21.09.2021 - 07:01 | Son Güncellenme:
ŞANSAL BÜYÜKA İLE DOBRA DOBRA
TFF’den milli takım hocalığı için daha fazlasını, daha çaplısını beklerdim. Kuntz’un ulusal seviyede henüz güçlü bir A milli takım deneyimi bile yok.
Almanya’da Ümit Milli Takımı’nı çalıştırmak, hatta şampiyon yapmak kolay... Almanya’da kulüp altyapıları futbolcu kaynıyor. Fabrikada üretilir gibi oyuncu çıkıyor.

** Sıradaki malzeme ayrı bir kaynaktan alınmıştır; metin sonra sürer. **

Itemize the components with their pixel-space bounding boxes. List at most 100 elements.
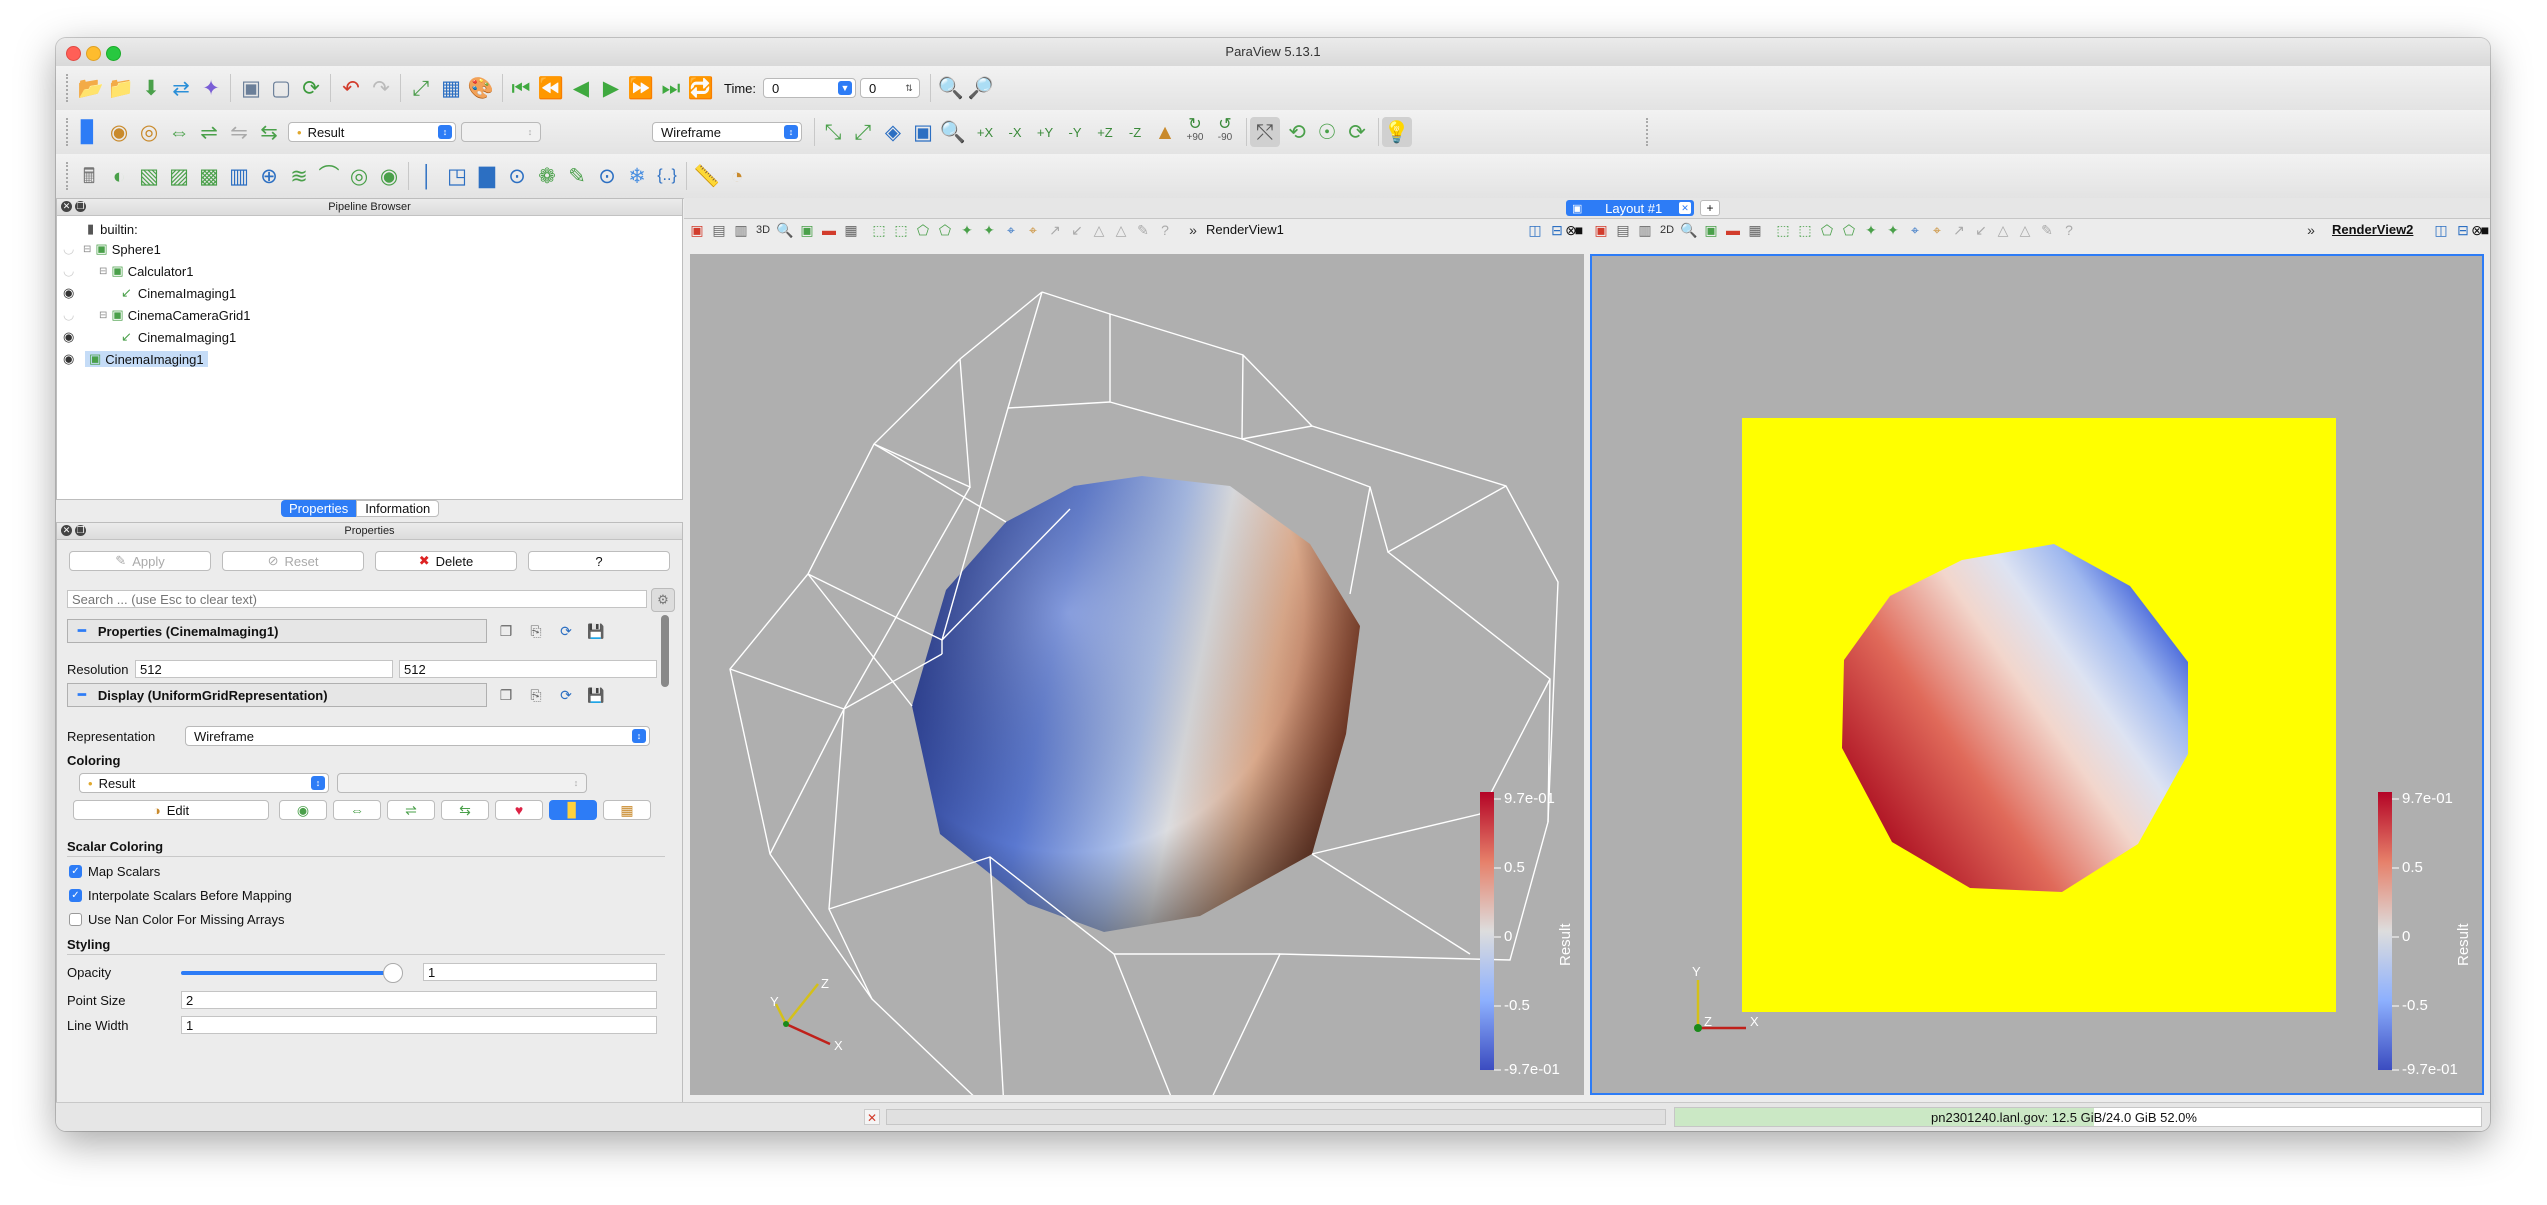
extract-selection-icon[interactable]: △	[2014, 220, 2036, 240]
screenshot-icon[interactable]: ▥	[1634, 220, 1656, 240]
tab-information[interactable]: Information	[356, 500, 440, 517]
add-layout-button[interactable]: +	[1700, 200, 1720, 216]
previous-frame-icon[interactable]: ⏪	[536, 73, 566, 103]
grow-selection-icon[interactable]: ↗	[1948, 220, 1970, 240]
warp-vector-icon[interactable]: ⌒	[314, 161, 344, 191]
edit-colormap-icon[interactable]: ◉	[104, 117, 134, 147]
probe-icon[interactable]: ❁	[532, 161, 562, 191]
group-datasets-icon[interactable]: ◎	[344, 161, 374, 191]
render-view-2[interactable]: Y Z X 9.7e-01 0.5 0 -0.5 -9.7e-01 Result	[1590, 254, 2484, 1095]
select-polygon-icon[interactable]: ⬠	[912, 220, 934, 240]
opacity-slider-thumb[interactable]	[383, 963, 403, 983]
ruler-icon[interactable]: 📏	[692, 161, 722, 191]
macro-icon[interactable]: ✦	[196, 73, 226, 103]
select-block-icon[interactable]: ▦	[1744, 220, 1766, 240]
rescale-colormap-icon[interactable]: ◎	[134, 117, 164, 147]
plot-selection-icon[interactable]: ✎	[1132, 220, 1154, 240]
view-plus-y-icon[interactable]: +Y	[1030, 117, 1060, 147]
select-polygon-icon[interactable]: ⬠	[1816, 220, 1838, 240]
screenshot-icon[interactable]: ▥	[730, 220, 752, 240]
color-component-combo[interactable]: ↕	[461, 122, 541, 142]
shrink-selection-icon[interactable]: ↙	[1066, 220, 1088, 240]
zoom-icon[interactable]: 🔍	[1678, 220, 1700, 240]
slice-icon[interactable]: ▨	[164, 161, 194, 191]
save-icon[interactable]: 💾	[585, 685, 607, 705]
select-points-icon[interactable]: ▣	[1700, 220, 1722, 240]
eye-closed-icon[interactable]: ◡	[63, 241, 79, 257]
plot-selection-icon[interactable]: ✎	[2036, 220, 2058, 240]
save-icon[interactable]: 💾	[585, 621, 607, 641]
select-frustum-points-icon[interactable]: ⬚	[1794, 220, 1816, 240]
representation-combo[interactable]: Wireframe ↕	[185, 726, 650, 746]
camera-redo-icon[interactable]: ⟳	[1342, 117, 1372, 147]
view-plus-x-icon[interactable]: +X	[970, 117, 1000, 147]
capture-icon[interactable]: ▣	[686, 220, 708, 240]
point-size-field[interactable]: 2	[181, 991, 657, 1009]
snowflake-icon[interactable]: ❄	[622, 161, 652, 191]
connect-server-icon[interactable]: ▣	[236, 73, 266, 103]
undock-icon[interactable]: ❐	[75, 525, 86, 536]
representation-combo[interactable]: Wireframe ↕	[652, 122, 802, 142]
eye-open-icon[interactable]: ◉	[63, 351, 79, 367]
split-horizontal-icon[interactable]: ◫	[2430, 220, 2452, 240]
section-properties-header[interactable]: ━ Properties (CinemaImaging1)	[67, 619, 487, 643]
glyph-icon[interactable]: ⊕	[254, 161, 284, 191]
gear-icon[interactable]: ⚙	[651, 588, 675, 612]
eye-closed-icon[interactable]: ◡	[63, 263, 79, 279]
last-frame-icon[interactable]: ⏭	[656, 73, 686, 103]
auto-apply-icon[interactable]: ⟳	[296, 73, 326, 103]
hover-cells-icon[interactable]: ⌖	[1926, 220, 1948, 240]
tree-item-cinemaimaging1-selected[interactable]: ◉ ▣ CinemaImaging1	[63, 349, 208, 369]
eye-open-icon[interactable]: ◉	[63, 285, 79, 301]
undo-icon[interactable]: ↶	[336, 73, 366, 103]
rotate-plus-90-icon[interactable]: ↻ +90	[1180, 115, 1210, 145]
extract-subset-icon[interactable]: ▥	[224, 161, 254, 191]
select-block-icon[interactable]: ▦	[840, 220, 862, 240]
collapse-icon[interactable]: ⊟	[99, 310, 107, 321]
line-width-field[interactable]: 1	[181, 1016, 657, 1034]
zoom-to-data-icon[interactable]: 🔎	[966, 73, 996, 103]
plot-over-line-icon[interactable]: │	[412, 161, 442, 191]
choose-preset-button[interactable]: ◉	[279, 800, 327, 820]
interactive-select-points-icon[interactable]: ✦	[1882, 220, 1904, 240]
braces-icon[interactable]: {..}	[652, 161, 682, 191]
query-icon[interactable]: ?	[1154, 220, 1176, 240]
help-button[interactable]: ?	[528, 551, 670, 571]
view-mode-toggle[interactable]: 3D	[752, 220, 774, 240]
properties-scrollbar[interactable]	[661, 615, 669, 687]
grow-selection-icon[interactable]: ↗	[1044, 220, 1066, 240]
edit-color-legend-button[interactable]: ▦	[603, 800, 651, 820]
reload-icon[interactable]: ⟳	[555, 685, 577, 705]
calculator-icon[interactable]: 🖩	[74, 161, 104, 191]
apply-button[interactable]: ✎ Apply	[69, 551, 211, 571]
extract-selection-icon[interactable]: △	[1110, 220, 1132, 240]
next-frame-icon[interactable]: ⏩	[626, 73, 656, 103]
hover-cells-icon[interactable]: ⌖	[1022, 220, 1044, 240]
collapse-icon[interactable]: ⊟	[99, 266, 107, 277]
rotate-minus-90-icon[interactable]: ↺ -90	[1210, 115, 1240, 145]
undock-icon[interactable]: ❐	[75, 201, 86, 212]
reset-camera-icon[interactable]: ⤢	[406, 73, 436, 103]
threshold-icon[interactable]: ▩	[194, 161, 224, 191]
tree-item-calculator1[interactable]: ◡ ⊟ ▣ Calculator1	[63, 261, 193, 281]
close-icon[interactable]: ✕	[61, 201, 72, 212]
copy-icon[interactable]: ❐	[495, 621, 517, 641]
contour-icon[interactable]: ◐	[104, 161, 134, 191]
shrink-selection-icon[interactable]: ↙	[1970, 220, 1992, 240]
load-state-icon[interactable]: 📁	[106, 73, 136, 103]
view-minus-y-icon[interactable]: -Y	[1060, 117, 1090, 147]
memory-inspector[interactable]: pn2301240.lanl.gov: 12.5 GiB/24.0 GiB 52…	[1674, 1107, 2482, 1127]
reverse-play-icon[interactable]: ◀	[566, 73, 596, 103]
nan-color-checkbox[interactable]	[69, 913, 82, 926]
reload-icon[interactable]: ⟳	[555, 621, 577, 641]
tree-item-cinemacameragrid1[interactable]: ◡ ⊟ ▣ CinemaCameraGrid1	[63, 305, 251, 325]
tree-item-cinemaimaging1-b[interactable]: ◉ ↙ CinemaImaging1	[63, 327, 236, 347]
select-frustum-points-icon[interactable]: ⬚	[890, 220, 912, 240]
camera-icon[interactable]: ▤	[708, 220, 730, 240]
view-plus-z-icon[interactable]: +Z	[1090, 117, 1120, 147]
delete-button[interactable]: ✖ Delete	[375, 551, 517, 571]
disconnect-server-icon[interactable]: ▢	[266, 73, 296, 103]
camera-undo-icon[interactable]: ⟲	[1282, 117, 1312, 147]
clear-selection-icon[interactable]: △	[1992, 220, 2014, 240]
temporal-plot-icon[interactable]: ⊙	[592, 161, 622, 191]
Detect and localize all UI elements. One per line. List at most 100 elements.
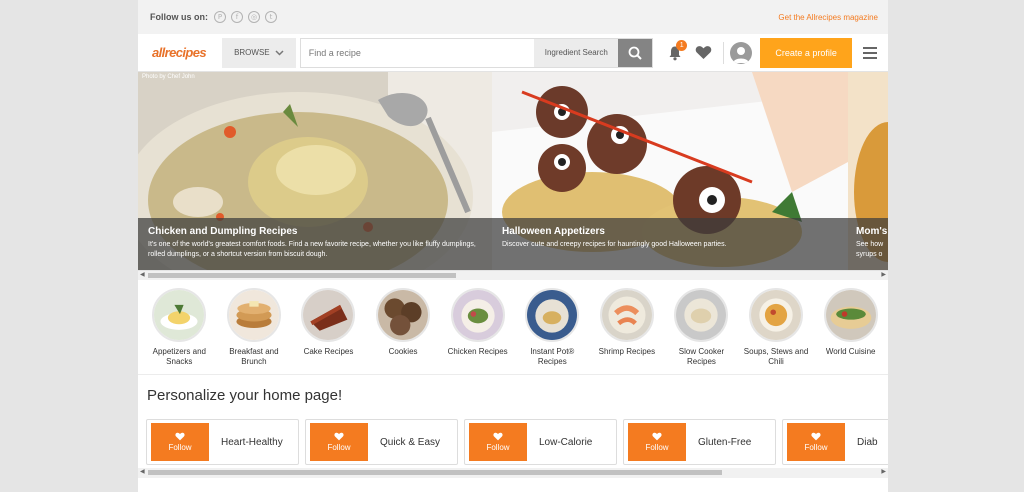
follow-tag-card: Follow Heart-Healthy xyxy=(146,419,299,465)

Önemli olan, kaotik ortamın bulunduğu bir iklimde, yani Türkiye gibi futbol kargaşasının ve bilinmezliğinin yaşandığı ülkelerde sistemi, düzeni kurabilmek ve başarıyı yakalayabilmek... Kolay değil...
Kuntz elbette kendi ekibini getirmeli. Ancak konuşulduğu gibi yanında mutlaka çok sıkı bir Türk hoca olmalı... Almanca’yı çok iyi konuşan, hem Avrupa’yı hem Süper Lig’i iyi bilen bir hoca...
Milli takımdaki yardımcı hocaların bugün kadar ne hocalarına ne takıma en ufak yararları olmadı. “Salla başını, al maaşını” anlayışından öteye gidemediler.
Günümüzün futbolu teknik direktör ile birlikte güçlü bir ekip çalışması istiyor. Kuntz’un yanına Almanca’yı çok iyi bilen, Avrupa’ya ve Süper Lig’e hâkim, yarışma tecrübesi olan, patrona doğru bildiğini söyleyecek yardımcılar gerekiyor. Kuntz’un yardımcılığına Kenan Koçak’ın geleceği söyleniyor. Kenan Koçak, Almanya’da çalışan, önemli kulüpleri çalıştıran değerli bir Türk Hoca... Ama Türkiye’ye en az Kuntz kadar yabancı... Kenan Hoca olsun, ama çok önemli bir-iki yerli hoca ekibin içinde mutlaka olmalı....
Hamit Altıntop, Alman ekolü diye, bütün ekibi Almanya’dan yapma yanlışına düşmemeli...aklımda ve gönlümde bu koşullara uyan Hikmet Karaman var.
Benzer özellikte başkaları da olabilir. Hatta Kuntz’un yanında çok iyi iki Türk yardımcı bile olabilir.
Bizde milli takımın yardımcı hocaları bugüne kadar hep “konu mankeni” oldu. Başarı için sağlam bir ekibe kaçınılmaz biçimde ihtiyaç var.
Cim-Bom ve taraftar
Galatasaray’ın hafta içi oynadığı Lazio maçındaki tribün tenhalığı tuhafıma gitmişti.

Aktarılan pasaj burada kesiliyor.